Love is strange véhicule un souci de l’autre qui ne se réduit pas un vœu pieux mais qui s’accomplit par la mise en scène. Ce n’est pas un film militant dans le sens où l’homosexualité n’y est un problème que pour ceux qui veulent en faire un problème. Une séquence est particulièrement exemplaire de l’art de Sachs : George adresse une lettre aux parents d’élèves pour s’exprimer sur son licenciement. Son texte, humble et beau, est sans aigreur : il y explique qu’il n’a jamais caché son homosexualité et que celle-ci jusqu’à son mariage n’a pas posé de problème avec les parents, les élèves et le corps enseignant. Il s’interroge alors sur les conséquences que pourrait avoir le choix de la direction sur les choix des élèves : le mensonge leur paraîtrait-il plus bénéfique et faudrait-il renoncer à apparaître sous son vrai jour aux yeux des autres afin d’éviter des désagréments ? Pendant que le texte est dit en voix-off par George, Sachs ne filme ni sa main courant sur le papier, ni les parents découvrant la missive : il choisit plutôt de laisser sa caméra errer dans le lycée, montrant les élèves eux-mêmes, objets de la lettre et premiers concernés par les questions que se pose le personnage et qu’il partage avec les parents, il montre les individus en formation, errant dans la zone d’indétermination qu’est l’adolescence (et cela bien au-delà des seules interrogations sur la sexualité), portant chacun intérieurement leurs questionnements et incertitudes. Cette séquence est porteuse de bien plus de force que n’importe quel préchi-précha moralisateur. A l’heure où les questions sociétales font débat avec les dégâts qu’on peut imaginer sur les plus vulnérables, qu’un film formule une invitation cordiale à l’ouverture sur l’altérité avec autant de finesse, ça n’est pas rien. Cinématographiquement, c’est aussi la manifestation d’une grande intelligence dans la mise en rapport entre le sonore et le visuel, atteignant la complémentarité et non la redondance. Cette justesse du rapport est présente dans tout le film. Notamment, dans le choix de musiques de Chopin, qui dans les moments les plus dramatiques ne surlignent pas l’émotion (ça, c’est la machine autoritaire à la Dolan : « Soyez émus, sinon vous êtes un salaud »), mais la laissent advenir avec douceur.

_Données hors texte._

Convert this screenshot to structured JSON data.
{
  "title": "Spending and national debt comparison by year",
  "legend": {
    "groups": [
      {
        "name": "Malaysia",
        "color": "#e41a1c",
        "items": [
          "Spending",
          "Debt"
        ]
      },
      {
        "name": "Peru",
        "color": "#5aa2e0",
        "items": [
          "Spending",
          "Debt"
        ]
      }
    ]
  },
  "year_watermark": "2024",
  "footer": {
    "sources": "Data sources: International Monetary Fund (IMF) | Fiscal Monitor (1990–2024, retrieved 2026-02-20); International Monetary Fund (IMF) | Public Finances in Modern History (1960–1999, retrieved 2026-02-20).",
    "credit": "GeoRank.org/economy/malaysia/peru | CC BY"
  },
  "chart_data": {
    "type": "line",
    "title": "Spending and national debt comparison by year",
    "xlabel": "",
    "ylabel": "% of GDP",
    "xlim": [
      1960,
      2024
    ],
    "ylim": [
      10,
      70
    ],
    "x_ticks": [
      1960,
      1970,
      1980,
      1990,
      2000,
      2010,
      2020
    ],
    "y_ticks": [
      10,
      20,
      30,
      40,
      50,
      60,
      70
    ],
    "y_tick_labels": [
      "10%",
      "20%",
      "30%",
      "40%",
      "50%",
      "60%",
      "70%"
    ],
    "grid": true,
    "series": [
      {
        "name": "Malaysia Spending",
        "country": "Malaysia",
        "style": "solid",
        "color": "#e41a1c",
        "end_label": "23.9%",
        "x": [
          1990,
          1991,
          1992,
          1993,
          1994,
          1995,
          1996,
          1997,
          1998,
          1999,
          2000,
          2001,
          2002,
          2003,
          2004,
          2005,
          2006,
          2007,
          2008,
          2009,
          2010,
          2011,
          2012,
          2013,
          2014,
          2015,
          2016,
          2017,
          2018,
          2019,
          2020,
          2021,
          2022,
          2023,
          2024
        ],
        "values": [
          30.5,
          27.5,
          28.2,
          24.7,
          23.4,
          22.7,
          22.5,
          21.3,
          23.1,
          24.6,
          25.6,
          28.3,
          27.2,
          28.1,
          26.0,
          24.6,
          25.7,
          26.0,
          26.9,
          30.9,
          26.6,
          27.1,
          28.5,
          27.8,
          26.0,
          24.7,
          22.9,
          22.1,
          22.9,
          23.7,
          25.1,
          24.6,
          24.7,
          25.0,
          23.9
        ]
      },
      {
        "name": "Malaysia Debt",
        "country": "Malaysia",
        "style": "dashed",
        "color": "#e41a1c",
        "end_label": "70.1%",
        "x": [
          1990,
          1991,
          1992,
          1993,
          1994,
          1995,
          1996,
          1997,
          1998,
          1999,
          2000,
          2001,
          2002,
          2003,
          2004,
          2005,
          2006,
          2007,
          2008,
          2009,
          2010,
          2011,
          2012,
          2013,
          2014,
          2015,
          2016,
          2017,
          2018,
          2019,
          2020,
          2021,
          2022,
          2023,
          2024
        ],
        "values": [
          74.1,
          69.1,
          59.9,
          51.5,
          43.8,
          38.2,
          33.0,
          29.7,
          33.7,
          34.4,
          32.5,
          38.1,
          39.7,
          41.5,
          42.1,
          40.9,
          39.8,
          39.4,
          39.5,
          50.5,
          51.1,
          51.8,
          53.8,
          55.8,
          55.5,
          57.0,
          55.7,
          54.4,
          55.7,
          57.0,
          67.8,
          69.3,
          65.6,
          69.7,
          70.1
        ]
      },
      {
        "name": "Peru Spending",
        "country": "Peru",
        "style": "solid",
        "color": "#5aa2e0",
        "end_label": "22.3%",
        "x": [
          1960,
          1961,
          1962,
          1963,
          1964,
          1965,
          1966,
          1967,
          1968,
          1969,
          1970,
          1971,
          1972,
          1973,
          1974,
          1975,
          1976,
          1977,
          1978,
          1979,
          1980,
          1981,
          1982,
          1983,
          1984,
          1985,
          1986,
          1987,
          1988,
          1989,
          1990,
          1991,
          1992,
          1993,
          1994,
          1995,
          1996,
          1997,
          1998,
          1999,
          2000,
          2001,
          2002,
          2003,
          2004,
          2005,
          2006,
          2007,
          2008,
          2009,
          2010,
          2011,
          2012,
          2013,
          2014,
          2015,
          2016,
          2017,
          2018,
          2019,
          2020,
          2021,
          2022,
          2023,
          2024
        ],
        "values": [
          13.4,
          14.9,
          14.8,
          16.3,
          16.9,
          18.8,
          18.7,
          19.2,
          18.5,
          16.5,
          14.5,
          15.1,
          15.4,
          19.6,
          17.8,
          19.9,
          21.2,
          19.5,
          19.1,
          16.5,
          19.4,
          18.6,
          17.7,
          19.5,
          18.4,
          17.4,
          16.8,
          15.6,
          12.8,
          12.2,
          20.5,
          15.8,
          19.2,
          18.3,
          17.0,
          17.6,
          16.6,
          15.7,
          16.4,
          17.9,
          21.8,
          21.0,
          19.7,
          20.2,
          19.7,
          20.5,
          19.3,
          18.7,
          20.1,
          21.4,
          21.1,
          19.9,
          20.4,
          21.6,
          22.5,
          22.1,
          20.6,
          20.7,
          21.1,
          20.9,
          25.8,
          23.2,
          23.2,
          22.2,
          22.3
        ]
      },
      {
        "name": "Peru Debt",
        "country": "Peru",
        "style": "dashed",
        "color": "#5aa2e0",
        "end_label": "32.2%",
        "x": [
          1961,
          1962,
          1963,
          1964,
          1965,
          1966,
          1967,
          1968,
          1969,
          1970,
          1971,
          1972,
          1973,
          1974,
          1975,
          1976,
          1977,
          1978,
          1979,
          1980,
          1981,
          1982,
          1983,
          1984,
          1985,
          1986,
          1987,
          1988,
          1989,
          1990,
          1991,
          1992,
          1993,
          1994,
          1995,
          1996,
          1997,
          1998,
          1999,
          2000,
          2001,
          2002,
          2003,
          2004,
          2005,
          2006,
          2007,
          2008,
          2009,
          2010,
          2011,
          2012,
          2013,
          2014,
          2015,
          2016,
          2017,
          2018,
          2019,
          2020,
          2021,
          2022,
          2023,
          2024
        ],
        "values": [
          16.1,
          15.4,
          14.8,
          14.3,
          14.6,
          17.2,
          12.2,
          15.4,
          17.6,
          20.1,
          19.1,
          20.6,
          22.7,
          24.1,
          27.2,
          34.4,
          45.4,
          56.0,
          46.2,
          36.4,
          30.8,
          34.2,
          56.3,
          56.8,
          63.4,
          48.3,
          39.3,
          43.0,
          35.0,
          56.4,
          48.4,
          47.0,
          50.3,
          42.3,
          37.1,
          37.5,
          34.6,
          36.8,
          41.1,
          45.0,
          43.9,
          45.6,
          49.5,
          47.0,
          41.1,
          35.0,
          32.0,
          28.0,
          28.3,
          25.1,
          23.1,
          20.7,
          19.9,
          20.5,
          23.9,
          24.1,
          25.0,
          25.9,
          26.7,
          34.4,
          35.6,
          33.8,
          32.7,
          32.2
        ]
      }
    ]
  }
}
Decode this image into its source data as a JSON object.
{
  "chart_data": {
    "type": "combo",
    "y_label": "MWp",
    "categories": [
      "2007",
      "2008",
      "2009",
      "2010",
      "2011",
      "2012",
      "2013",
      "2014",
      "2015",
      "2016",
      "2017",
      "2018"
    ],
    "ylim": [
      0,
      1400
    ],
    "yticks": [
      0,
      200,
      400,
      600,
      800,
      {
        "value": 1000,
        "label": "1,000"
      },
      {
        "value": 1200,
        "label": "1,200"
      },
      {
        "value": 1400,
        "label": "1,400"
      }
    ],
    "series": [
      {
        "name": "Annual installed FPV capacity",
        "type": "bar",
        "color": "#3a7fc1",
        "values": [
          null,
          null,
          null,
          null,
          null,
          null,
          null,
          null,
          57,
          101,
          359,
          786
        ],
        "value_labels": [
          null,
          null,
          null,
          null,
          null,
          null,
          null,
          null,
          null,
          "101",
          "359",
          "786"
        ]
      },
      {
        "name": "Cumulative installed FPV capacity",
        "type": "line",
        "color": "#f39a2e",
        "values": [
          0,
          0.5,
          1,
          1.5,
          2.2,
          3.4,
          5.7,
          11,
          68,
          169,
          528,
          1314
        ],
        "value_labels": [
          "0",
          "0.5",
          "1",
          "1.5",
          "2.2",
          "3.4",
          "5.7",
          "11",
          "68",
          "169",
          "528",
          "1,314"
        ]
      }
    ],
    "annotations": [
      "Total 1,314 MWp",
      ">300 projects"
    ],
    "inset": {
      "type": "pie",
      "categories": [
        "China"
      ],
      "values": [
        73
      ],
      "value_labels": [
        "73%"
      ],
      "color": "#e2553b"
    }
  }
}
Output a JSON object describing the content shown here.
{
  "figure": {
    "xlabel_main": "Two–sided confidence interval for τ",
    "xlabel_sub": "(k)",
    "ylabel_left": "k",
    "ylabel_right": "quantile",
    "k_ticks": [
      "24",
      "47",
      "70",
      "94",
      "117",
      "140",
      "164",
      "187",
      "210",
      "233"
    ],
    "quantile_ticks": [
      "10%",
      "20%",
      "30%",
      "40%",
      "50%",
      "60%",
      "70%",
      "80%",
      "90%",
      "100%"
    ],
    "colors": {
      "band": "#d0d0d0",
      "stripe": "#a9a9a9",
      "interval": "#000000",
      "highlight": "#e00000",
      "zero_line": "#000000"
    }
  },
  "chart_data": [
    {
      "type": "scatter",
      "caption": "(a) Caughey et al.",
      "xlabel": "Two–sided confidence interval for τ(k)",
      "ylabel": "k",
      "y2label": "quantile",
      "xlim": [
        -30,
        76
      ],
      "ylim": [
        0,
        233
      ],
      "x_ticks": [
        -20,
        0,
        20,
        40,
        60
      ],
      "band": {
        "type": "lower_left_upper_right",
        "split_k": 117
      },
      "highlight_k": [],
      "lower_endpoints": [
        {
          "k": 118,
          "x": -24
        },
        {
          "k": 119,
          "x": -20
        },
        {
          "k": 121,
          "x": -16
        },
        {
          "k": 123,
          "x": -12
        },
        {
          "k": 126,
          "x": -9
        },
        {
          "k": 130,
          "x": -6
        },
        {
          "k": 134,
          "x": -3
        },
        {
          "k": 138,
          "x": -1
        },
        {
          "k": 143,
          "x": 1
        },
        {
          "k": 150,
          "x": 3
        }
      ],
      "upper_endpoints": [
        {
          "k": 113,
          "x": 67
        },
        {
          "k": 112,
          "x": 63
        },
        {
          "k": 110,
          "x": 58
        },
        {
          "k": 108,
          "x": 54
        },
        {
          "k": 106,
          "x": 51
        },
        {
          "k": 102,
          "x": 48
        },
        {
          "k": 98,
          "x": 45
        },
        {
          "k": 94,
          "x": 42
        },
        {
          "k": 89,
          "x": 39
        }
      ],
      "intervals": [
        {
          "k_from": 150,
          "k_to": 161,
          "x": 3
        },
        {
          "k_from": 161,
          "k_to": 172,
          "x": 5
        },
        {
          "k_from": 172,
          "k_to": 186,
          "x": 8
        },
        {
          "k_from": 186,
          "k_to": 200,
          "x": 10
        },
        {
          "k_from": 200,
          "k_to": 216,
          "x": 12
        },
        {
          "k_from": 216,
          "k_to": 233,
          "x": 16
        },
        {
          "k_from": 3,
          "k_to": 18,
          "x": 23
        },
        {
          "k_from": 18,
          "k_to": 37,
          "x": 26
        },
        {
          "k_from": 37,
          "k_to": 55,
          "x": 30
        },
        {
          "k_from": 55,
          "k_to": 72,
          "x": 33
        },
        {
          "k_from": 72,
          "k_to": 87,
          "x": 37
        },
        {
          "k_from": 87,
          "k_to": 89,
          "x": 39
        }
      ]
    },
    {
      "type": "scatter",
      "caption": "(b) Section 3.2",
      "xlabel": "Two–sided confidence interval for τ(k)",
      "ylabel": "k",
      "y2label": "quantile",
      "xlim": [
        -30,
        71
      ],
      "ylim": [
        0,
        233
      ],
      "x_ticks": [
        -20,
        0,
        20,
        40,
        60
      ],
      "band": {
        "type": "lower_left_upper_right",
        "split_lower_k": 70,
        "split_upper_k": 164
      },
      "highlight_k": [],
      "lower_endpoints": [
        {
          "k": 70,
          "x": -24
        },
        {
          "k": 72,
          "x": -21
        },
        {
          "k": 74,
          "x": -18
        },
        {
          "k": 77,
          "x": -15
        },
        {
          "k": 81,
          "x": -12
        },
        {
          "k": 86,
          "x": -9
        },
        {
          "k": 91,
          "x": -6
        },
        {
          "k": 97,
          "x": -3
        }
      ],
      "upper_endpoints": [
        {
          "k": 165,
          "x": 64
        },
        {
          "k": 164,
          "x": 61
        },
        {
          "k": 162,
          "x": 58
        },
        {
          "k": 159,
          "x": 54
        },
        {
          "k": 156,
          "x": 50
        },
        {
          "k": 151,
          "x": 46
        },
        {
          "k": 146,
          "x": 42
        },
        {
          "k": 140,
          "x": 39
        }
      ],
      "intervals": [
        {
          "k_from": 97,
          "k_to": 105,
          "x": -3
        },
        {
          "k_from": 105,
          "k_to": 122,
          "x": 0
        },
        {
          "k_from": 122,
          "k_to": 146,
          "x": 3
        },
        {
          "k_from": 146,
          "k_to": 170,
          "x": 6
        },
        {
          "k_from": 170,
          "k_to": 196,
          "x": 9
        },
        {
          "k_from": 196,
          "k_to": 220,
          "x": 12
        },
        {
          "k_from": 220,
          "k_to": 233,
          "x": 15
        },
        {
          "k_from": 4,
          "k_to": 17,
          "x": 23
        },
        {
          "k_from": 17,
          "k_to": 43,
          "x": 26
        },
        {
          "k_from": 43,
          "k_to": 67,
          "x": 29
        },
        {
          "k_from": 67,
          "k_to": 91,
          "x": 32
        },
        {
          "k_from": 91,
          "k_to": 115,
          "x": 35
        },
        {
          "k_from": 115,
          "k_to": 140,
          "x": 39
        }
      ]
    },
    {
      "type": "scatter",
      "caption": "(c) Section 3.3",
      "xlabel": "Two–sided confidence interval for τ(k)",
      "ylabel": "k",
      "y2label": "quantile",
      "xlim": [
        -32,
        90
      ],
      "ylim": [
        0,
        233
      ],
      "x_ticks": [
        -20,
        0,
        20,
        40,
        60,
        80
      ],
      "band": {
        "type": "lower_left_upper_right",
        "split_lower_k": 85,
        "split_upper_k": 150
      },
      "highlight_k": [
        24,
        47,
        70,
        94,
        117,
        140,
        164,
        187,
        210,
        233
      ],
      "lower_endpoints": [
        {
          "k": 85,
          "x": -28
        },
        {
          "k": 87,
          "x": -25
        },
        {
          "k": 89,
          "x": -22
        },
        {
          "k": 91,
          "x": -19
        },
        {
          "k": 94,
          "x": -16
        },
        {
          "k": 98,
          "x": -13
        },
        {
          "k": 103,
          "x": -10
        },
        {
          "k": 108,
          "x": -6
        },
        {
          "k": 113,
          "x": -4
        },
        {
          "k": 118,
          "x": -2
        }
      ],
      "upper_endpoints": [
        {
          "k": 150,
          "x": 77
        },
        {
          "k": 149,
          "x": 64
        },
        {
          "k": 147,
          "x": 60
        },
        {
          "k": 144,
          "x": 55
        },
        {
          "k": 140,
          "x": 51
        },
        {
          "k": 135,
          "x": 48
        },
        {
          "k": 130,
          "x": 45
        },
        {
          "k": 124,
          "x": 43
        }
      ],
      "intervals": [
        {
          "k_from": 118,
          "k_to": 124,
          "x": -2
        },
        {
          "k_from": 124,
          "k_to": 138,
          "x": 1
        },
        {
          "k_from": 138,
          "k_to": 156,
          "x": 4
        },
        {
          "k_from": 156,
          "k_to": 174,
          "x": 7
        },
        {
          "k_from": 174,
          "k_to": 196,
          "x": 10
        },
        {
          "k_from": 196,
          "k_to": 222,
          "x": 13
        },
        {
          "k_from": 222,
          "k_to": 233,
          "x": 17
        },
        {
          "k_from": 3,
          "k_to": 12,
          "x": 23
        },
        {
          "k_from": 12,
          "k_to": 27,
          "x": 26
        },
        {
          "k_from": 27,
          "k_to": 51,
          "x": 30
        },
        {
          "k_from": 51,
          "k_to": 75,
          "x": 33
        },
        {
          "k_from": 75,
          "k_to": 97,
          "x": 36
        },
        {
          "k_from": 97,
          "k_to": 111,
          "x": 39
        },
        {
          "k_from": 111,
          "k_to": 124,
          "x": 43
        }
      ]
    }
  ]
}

« Garder la lumière allumée », c’était le titre du précédent film de Sachs, et ça pourrait être celui de l’ultime séquence : il faut passer le flambeau, s’assurer que le roulement est assuré. L’histoire d’amour de Ben et George a connu son dénouement naturel. Il y a un temps pour aimer, et un temps pour mourir. Les plus vieux ne quittent cependant pas la scène de la romance sans s’être assurés que les nouvelles générations étaient là pour occuper à leur tour les rôles. Avec l’ultime plan sur Joey, le jeune neveu de Ben filant sur son skate board vers le soleil, le film se conclut en formulant la promesse de nouveaux récits, de nouvelles histoires d’amour.